A new ISED minister would mean that cabinet member will have to hit the ground running, said Lawford.
He explained that the file would feature pressing issues “in the heart of telecom,” including the CRTC’s public hearing on its review of mobile wireless services that begins in February and the plan by incumbent carriers to petition cabinet regarding the CRTC’s August decision on wholesale rates for high-speed internet access services over which they were granted a temporary stay from the Federal Court of Appeal.
There is also speculation the arrival of a new minister and the learning curve required could mean that the 3500 MHz spectrum auction to support 5G wireless scheduled for 2020 won’t happen until 2021.
If Bains is shuffled out of ISED, it’s unclear where he could land in the new cabinet, but Lawford expects the one-term minister would be handed a senior and/or sensitive portfolio, such as natural resources, particularly since Bains served as the Official Opposition critic on that file for the Liberals under Stéphane Dion’s leadership.
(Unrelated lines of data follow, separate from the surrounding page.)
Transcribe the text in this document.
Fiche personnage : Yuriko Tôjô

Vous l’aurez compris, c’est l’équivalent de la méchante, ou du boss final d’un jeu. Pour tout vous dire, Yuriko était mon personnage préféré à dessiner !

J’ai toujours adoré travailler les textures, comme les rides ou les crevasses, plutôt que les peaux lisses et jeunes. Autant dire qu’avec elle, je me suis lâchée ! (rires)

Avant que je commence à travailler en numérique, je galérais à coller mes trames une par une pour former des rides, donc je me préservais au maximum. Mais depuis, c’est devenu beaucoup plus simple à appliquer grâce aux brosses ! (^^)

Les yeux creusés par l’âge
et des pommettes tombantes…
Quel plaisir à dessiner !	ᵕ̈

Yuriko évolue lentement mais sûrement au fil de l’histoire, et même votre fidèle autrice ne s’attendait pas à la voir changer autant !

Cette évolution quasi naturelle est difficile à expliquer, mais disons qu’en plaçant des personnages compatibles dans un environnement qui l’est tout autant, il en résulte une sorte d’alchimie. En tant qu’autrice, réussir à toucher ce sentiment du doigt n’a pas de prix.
There is also speculation Bains could become Minister of Public Safety (former Minister Ralph Goodale lost his seat in the election), where one of his first decisions would overlap with ISED – what to do about Huawei.
Canadian Heritage may also get a new minister as Pablo Rodriguez, who was previously the chief government whip, is being touted as the next government House leader, according to this report.
Should that happen, Bardish Chagger, who has the House leader job now and was previously minister of small business and tourism within ISED, could get Heritage, offered Lawford.
Some may not miss Rodriguez, the trilingual Quebec MP.
“Ministers that tweet stuff contrary to a panel they’ve appointed prejudging their results is not helpful,” said Lawford, referring to Rodriguez’s comments on the Broadcasting and Telecommunications Review Panel’s interim report in June, where he insisted foreign digital companies would have to contribute to Canadian content.
“I wish he hadn’t shown what looked like a preference for a particular solution without receiving the final report,” he added.
But Friends’ Bernhard credits Rodriguez with “salvaging” the “all-important heritage file in Quebec that was put in a dumpster fire” by his predecessor, Mélanie Joly. “But, I never saw him as a Heritage minister first and more as a politics guy,” said Bernhard, who would like to see Montreal-born Toronto-Danforth MP Julie Dabrusin succeed Rodriguez.
“She speaks French; has all the film studios in her riding which was once represented by Jack Layton; and was the chair of the Commons heritage committee.”
However, Lawford believes the next heritage minister will have to be a Quebec MP who has “an appreciation for the cultural industries” in the province where culture matters most.
His picks range from a senior cabinet minister – such as François-Philippe Champagne, who held the consequential international trade portfolio before being moved to infrastructure and communities last year – to Will Amos, MP for the western Quebec riding of Pontiac, who could also fill the ISED ministerial role, according to Lawford.
“He also comes from my activist end of town; his office was a few floors below mine when he worked for Ecojustice Canada as a lawyer.”